Overdiagnosis of thyroid cancer in the United States could be causing thousands of patients to receive costly and unnecessary procedures that won’t increase the quality or length of their lives.
The findings, published Tuesday by doctors at the Mayo Clinic, have prompted the researchers to recommend a new diagnostic term that could spare people with small throat tumors from surgery, medication and radiation that they might not need.
The rapid expansion of high-tech imaging has identified thyroid lesions that once went undetected — and fueled a tripling in the diagnosis of thyroid cancer in the United States over the past 30 years. But the increases in diagnoses and treatment haven’t changed the death rate from thyroid cancer, leading the researchers to question whether the effort is wasted on patients who could lead healthy lives without medical intervention.
“This is exposing patients to unnecessary and harmful treatments that are inconsistent with their prognosis,” said Dr. Juan P. Brito, a Mayo endocrinologist in Rochester.
In a British Medical Journal article released Tuesday, Brito and colleagues argued that people with common “papillary” thyroid tumors smaller than 20 millimeters and no family history of thyroid cancer should be diagnosed with a new term — “micropapillary lesions of indolent course,” or microPLICs.
Giving these lesions a label other than cancer would lead more doctors and patients to simply wait to see if they grow or cause symptoms. Absent those problems, patients could avoid treatments that can include surgical removal of some or all of the thyroid gland and the consumption of radioactive iodine that targets and kills thyroid cells, including cancer cells.
Many patients who undergo surgery need lifelong medication to compensate for the loss of the thyroid, a butterfly-shaped gland in the throat that regulates the release of hormones that control growth, energy, mood, body temperature and other functions.
“Once you remove the label of cancer, you actually can reframe the care of these patients,” Brito said. “Many patients will still probably opt to have surgery, but we feel a number of patients will be attracted to the option to just watch it and wait.”
Lesions may not be fatal
While thyroid cancer isn’t as common as cancers of the breast, lung or colon, it is the third-fastest-growing cancer in terms of the rate of diagnosis. The problem is similar to the overdiagnosis of prostate cancer based on PSA blood tests that can be misleading.
Autopsies have found patients who died of heart disease or other ailments and had tumors in their thyroid glands or prostates that never caused problems.
International variations in rates of thyroid cancer suggest that the disease is overdiagnosed in the United States. There is no other ready explanation why the rate would have increased in the United States from about 6 cases per 100,000 people in 1985 to 11 cases per 100,000 in 2002, when the rates stagnated in Norway, Sweden and Japan.
A July study by New York cancer experts also found that diagnostic rates in the United States were higher for people with wealth and health insurance. A real increase in cancer would have likely transcended these economic demographics.
Doctors need to use more restraint in their use and interpretation of ultrasounds and high-tech imaging scans, and learn to differentiate harmful lesions from potentially harmless ones, said Dr. Otis Brawley, chief medical officer of the American Cancer Society, a national advocacy group.

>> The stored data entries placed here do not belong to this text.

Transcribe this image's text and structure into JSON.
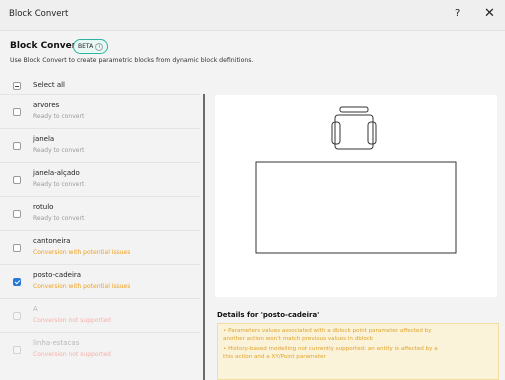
{
  "window": {
    "title": "Block Convert",
    "help_label": "?",
    "close_label": "✕"
  },
  "header": {
    "title": "Block Convert",
    "badge": "BETA",
    "subtitle": "Use Block Convert to create parametric blocks from dynamic block definitions."
  },
  "list": {
    "select_all_label": "Select all",
    "select_all_state": "partial",
    "items": [
      {
        "name": "arvores",
        "status": "Ready to convert",
        "status_type": "ready",
        "checked": false,
        "disabled": false
      },
      {
        "name": "janela",
        "status": "Ready to convert",
        "status_type": "ready",
        "checked": false,
        "disabled": false
      },
      {
        "name": "janela-alçado",
        "status": "Ready to convert",
        "status_type": "ready",
        "checked": false,
        "disabled": false
      },
      {
        "name": "rotulo",
        "status": "Ready to convert",
        "status_type": "ready",
        "checked": false,
        "disabled": false
      },
      {
        "name": "cantoneira",
        "status": "Conversion with potential issues",
        "status_type": "warn",
        "checked": false,
        "disabled": false
      },
      {
        "name": "posto-cadeira",
        "status": "Conversion with potential issues",
        "status_type": "warn",
        "checked": true,
        "disabled": false
      },
      {
        "name": "A",
        "status": "Conversion not supported",
        "status_type": "err",
        "checked": false,
        "disabled": true
      },
      {
        "name": "linha-estacas",
        "status": "Conversion not supported",
        "status_type": "err",
        "checked": false,
        "disabled": true
      }
    ]
  },
  "details": {
    "title": "Details for 'posto-cadeira'",
    "issues": [
      "• Parameters values associated with a dblock point parameter affected by",
      "another action won't match previous values in dblock",
      "• History-based modelling not currently supported: an entity is affected by a",
      "this action and a XY/Point parameter"
    ]
  },
  "colors": {
    "accent": "#2a78d6",
    "beta_border": "#2ab5a0",
    "warning": "#f0a020",
    "error": "#f4b0a8"
  }
}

“I’m not ready to say it’s time to start using that new term,” he said of Mayo’s proposal, “but I am ready to say it’s time to start considering it. Many doctors don’t realize this is a huge problem.”

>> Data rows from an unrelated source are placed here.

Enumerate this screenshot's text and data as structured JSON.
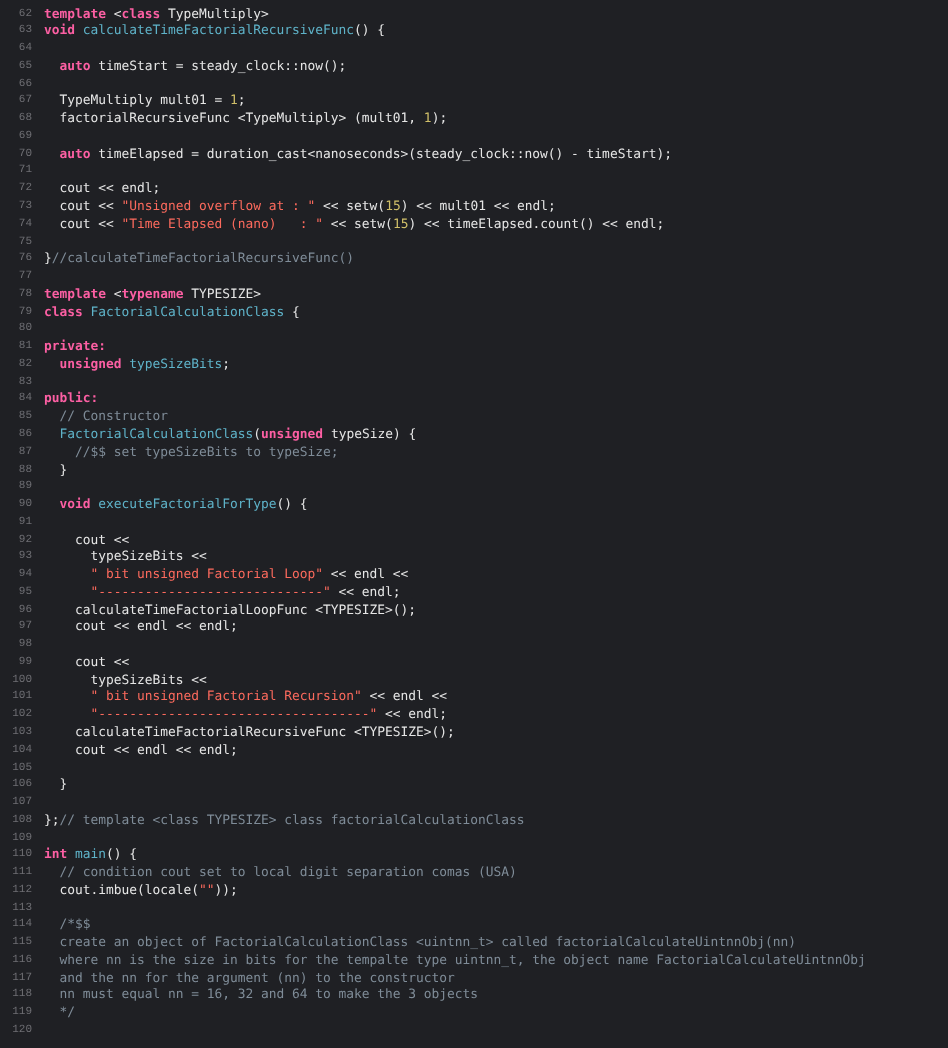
{
  "editor": {
    "lines": [
      {
        "number": "62",
        "tokens": [
          {
            "kind": "keyword",
            "text": "template"
          },
          {
            "kind": "plain",
            "text": " <"
          },
          {
            "kind": "keyword",
            "text": "class"
          },
          {
            "kind": "plain",
            "text": " TypeMultiply>"
          }
        ]
      },
      {
        "number": "63",
        "tokens": [
          {
            "kind": "keyword",
            "text": "void "
          },
          {
            "kind": "function",
            "text": "calculateTimeFactorialRecursiveFunc"
          },
          {
            "kind": "plain",
            "text": "() {"
          }
        ]
      },
      {
        "number": "64"
      },
      {
        "number": "65",
        "tokens": [
          {
            "kind": "keyword",
            "text": "  auto"
          },
          {
            "kind": "plain",
            "text": " timeStart = steady_clock::now();"
          }
        ]
      },
      {
        "number": "66"
      },
      {
        "number": "67",
        "tokens": [
          {
            "kind": "plain",
            "text": "  TypeMultiply mult01 = "
          },
          {
            "kind": "number",
            "text": "1"
          },
          {
            "kind": "plain",
            "text": ";"
          }
        ]
      },
      {
        "number": "68",
        "tokens": [
          {
            "kind": "plain",
            "text": "  factorialRecursiveFunc <TypeMultiply> (mult01, "
          },
          {
            "kind": "number",
            "text": "1"
          },
          {
            "kind": "plain",
            "text": ");"
          }
        ]
      },
      {
        "number": "69"
      },
      {
        "number": "70",
        "tokens": [
          {
            "kind": "keyword",
            "text": "  auto"
          },
          {
            "kind": "plain",
            "text": " timeElapsed = duration_cast<nanoseconds>(steady_clock::now() - timeStart);"
          }
        ]
      },
      {
        "number": "71"
      },
      {
        "number": "72",
        "tokens": [
          {
            "kind": "plain",
            "text": "  cout << endl;"
          }
        ]
      },
      {
        "number": "73",
        "tokens": [
          {
            "kind": "plain",
            "text": "  cout << "
          },
          {
            "kind": "string",
            "text": "\"Unsigned overflow at : \""
          },
          {
            "kind": "plain",
            "text": " << setw("
          },
          {
            "kind": "number",
            "text": "15"
          },
          {
            "kind": "plain",
            "text": ") << mult01 << endl;"
          }
        ]
      },
      {
        "number": "74",
        "tokens": [
          {
            "kind": "plain",
            "text": "  cout << "
          },
          {
            "kind": "string",
            "text": "\"Time Elapsed (nano)   : \""
          },
          {
            "kind": "plain",
            "text": " << setw("
          },
          {
            "kind": "number",
            "text": "15"
          },
          {
            "kind": "plain",
            "text": ") << timeElapsed.count() << endl;"
          }
        ]
      },
      {
        "number": "75"
      },
      {
        "number": "76",
        "tokens": [
          {
            "kind": "plain",
            "text": "}"
          },
          {
            "kind": "comment",
            "text": "//calculateTimeFactorialRecursiveFunc()"
          }
        ]
      },
      {
        "number": "77"
      },
      {
        "number": "78",
        "tokens": [
          {
            "kind": "keyword",
            "text": "template"
          },
          {
            "kind": "plain",
            "text": " <"
          },
          {
            "kind": "keyword",
            "text": "typename"
          },
          {
            "kind": "plain",
            "text": " TYPESIZE>"
          }
        ]
      },
      {
        "number": "79",
        "tokens": [
          {
            "kind": "keyword",
            "text": "class "
          },
          {
            "kind": "function",
            "text": "FactorialCalculationClass"
          },
          {
            "kind": "plain",
            "text": " {"
          }
        ]
      },
      {
        "number": "80"
      },
      {
        "number": "81",
        "tokens": [
          {
            "kind": "keyword",
            "text": "private:"
          }
        ]
      },
      {
        "number": "82",
        "tokens": [
          {
            "kind": "keyword",
            "text": "  unsigned "
          },
          {
            "kind": "function",
            "text": "typeSizeBits"
          },
          {
            "kind": "plain",
            "text": ";"
          }
        ]
      },
      {
        "number": "83"
      },
      {
        "number": "84",
        "tokens": [
          {
            "kind": "keyword",
            "text": "public:"
          }
        ]
      },
      {
        "number": "85",
        "tokens": [
          {
            "kind": "comment",
            "text": "  // Constructor"
          }
        ]
      },
      {
        "number": "86",
        "tokens": [
          {
            "kind": "function",
            "text": "  FactorialCalculationClass"
          },
          {
            "kind": "plain",
            "text": "("
          },
          {
            "kind": "keyword",
            "text": "unsigned"
          },
          {
            "kind": "plain",
            "text": " typeSize) {"
          }
        ]
      },
      {
        "number": "87",
        "tokens": [
          {
            "kind": "comment",
            "text": "    //$$ set typeSizeBits to typeSize;"
          }
        ]
      },
      {
        "number": "88",
        "tokens": [
          {
            "kind": "plain",
            "text": "  }"
          }
        ]
      },
      {
        "number": "89"
      },
      {
        "number": "90",
        "tokens": [
          {
            "kind": "keyword",
            "text": "  void "
          },
          {
            "kind": "function",
            "text": "executeFactorialForType"
          },
          {
            "kind": "plain",
            "text": "() {"
          }
        ]
      },
      {
        "number": "91"
      },
      {
        "number": "92",
        "tokens": [
          {
            "kind": "plain",
            "text": "    cout <<"
          }
        ]
      },
      {
        "number": "93",
        "tokens": [
          {
            "kind": "plain",
            "text": "      typeSizeBits <<"
          }
        ]
      },
      {
        "number": "94",
        "tokens": [
          {
            "kind": "string",
            "text": "      \" bit unsigned Factorial Loop\""
          },
          {
            "kind": "plain",
            "text": " << endl <<"
          }
        ]
      },
      {
        "number": "95",
        "tokens": [
          {
            "kind": "string",
            "text": "      \"-----------------------------\""
          },
          {
            "kind": "plain",
            "text": " << endl;"
          }
        ]
      },
      {
        "number": "96",
        "tokens": [
          {
            "kind": "plain",
            "text": "    calculateTimeFactorialLoopFunc <TYPESIZE>();"
          }
        ]
      },
      {
        "number": "97",
        "tokens": [
          {
            "kind": "plain",
            "text": "    cout << endl << endl;"
          }
        ]
      },
      {
        "number": "98"
      },
      {
        "number": "99",
        "tokens": [
          {
            "kind": "plain",
            "text": "    cout <<"
          }
        ]
      },
      {
        "number": "100",
        "tokens": [
          {
            "kind": "plain",
            "text": "      typeSizeBits <<"
          }
        ]
      },
      {
        "number": "101",
        "tokens": [
          {
            "kind": "string",
            "text": "      \" bit unsigned Factorial Recursion\""
          },
          {
            "kind": "plain",
            "text": " << endl <<"
          }
        ]
      },
      {
        "number": "102",
        "tokens": [
          {
            "kind": "string",
            "text": "      \"-----------------------------------\""
          },
          {
            "kind": "plain",
            "text": " << endl;"
          }
        ]
      },
      {
        "number": "103",
        "tokens": [
          {
            "kind": "plain",
            "text": "    calculateTimeFactorialRecursiveFunc <TYPESIZE>();"
          }
        ]
      },
      {
        "number": "104",
        "tokens": [
          {
            "kind": "plain",
            "text": "    cout << endl << endl;"
          }
        ]
      },
      {
        "number": "105"
      },
      {
        "number": "106",
        "tokens": [
          {
            "kind": "plain",
            "text": "  }"
          }
        ]
      },
      {
        "number": "107"
      },
      {
        "number": "108",
        "tokens": [
          {
            "kind": "plain",
            "text": "};"
          },
          {
            "kind": "comment",
            "text": "// template <class TYPESIZE> class factorialCalculationClass"
          }
        ]
      },
      {
        "number": "109"
      },
      {
        "number": "110",
        "tokens": [
          {
            "kind": "keyword",
            "text": "int "
          },
          {
            "kind": "function",
            "text": "main"
          },
          {
            "kind": "plain",
            "text": "() {"
          }
        ]
      },
      {
        "number": "111",
        "tokens": [
          {
            "kind": "comment",
            "text": "  // condition cout set to local digit separation comas (USA)"
          }
        ]
      },
      {
        "number": "112",
        "tokens": [
          {
            "kind": "plain",
            "text": "  cout.imbue(locale("
          },
          {
            "kind": "string",
            "text": "\"\""
          },
          {
            "kind": "plain",
            "text": "));"
          }
        ]
      },
      {
        "number": "113"
      },
      {
        "number": "114",
        "tokens": [
          {
            "kind": "comment",
            "text": "  /*$$"
          }
        ]
      },
      {
        "number": "115",
        "tokens": [
          {
            "kind": "comment",
            "text": "  create an object of FactorialCalculationClass <uintnn_t> called factorialCalculateUintnnObj(nn)"
          }
        ]
      },
      {
        "number": "116",
        "tokens": [
          {
            "kind": "comment",
            "text": "  where nn is the size in bits for the tempalte type uintnn_t, the object name FactorialCalculateUintnnObj"
          }
        ]
      },
      {
        "number": "117",
        "tokens": [
          {
            "kind": "comment",
            "text": "  and the nn for the argument (nn) to the constructor"
          }
        ]
      },
      {
        "number": "118",
        "tokens": [
          {
            "kind": "comment",
            "text": "  nn must equal nn = 16, 32 and 64 to make the 3 objects"
          }
        ]
      },
      {
        "number": "119",
        "tokens": [
          {
            "kind": "comment",
            "text": "  */"
          }
        ]
      },
      {
        "number": "120"
      }
    ]
  }
}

Apart from waiting and watching, doctors have alternatives such as surgically removing lesions without prescribing the radioiodine treatment, or using laser ablation to shrink them.
Wait it out?
Susan Evans of St. Paul, who underwent treatment last year to remove a lesion in her thyroid gland, said the overtreatment problem might, in part, reflect doctors not talking enough with one another about options before passing along test results or recommendations.
More coordination between the ear, nose and throat specialists, endocrinologists and other physicians might produce a more cautious treatment plan, she said.

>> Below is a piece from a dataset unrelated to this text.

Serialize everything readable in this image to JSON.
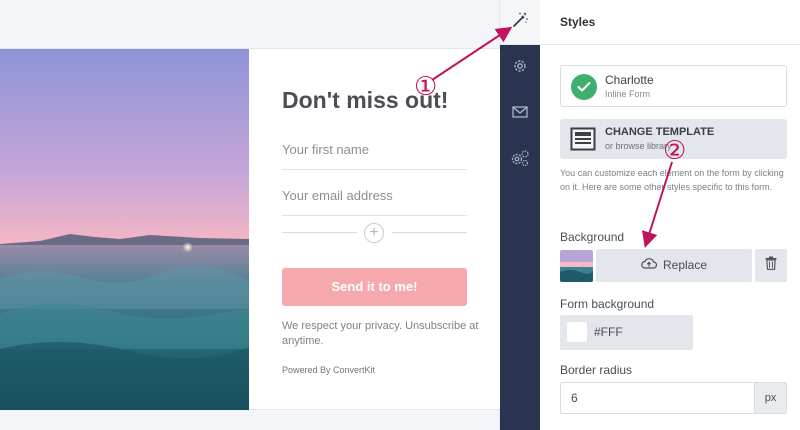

“If they were to work a little more hand in hand … in these cases, I think some people would be able to sit it out a little more,” Evans said.
Removing the cancer label might encourage more conservative treatments, but doctors would still need to be vigilant of small tumors, said Dr. Anders Carlson, an endocrinologist with HealthPartners in St. Paul.
“There definitely are instances where papillary thyroid cancer is quite aggressive and does spread and does cause quite a burden of disease,” he said. “So I think you have to be a little bit careful. You don’t want the pendulum to swing too far the other way.”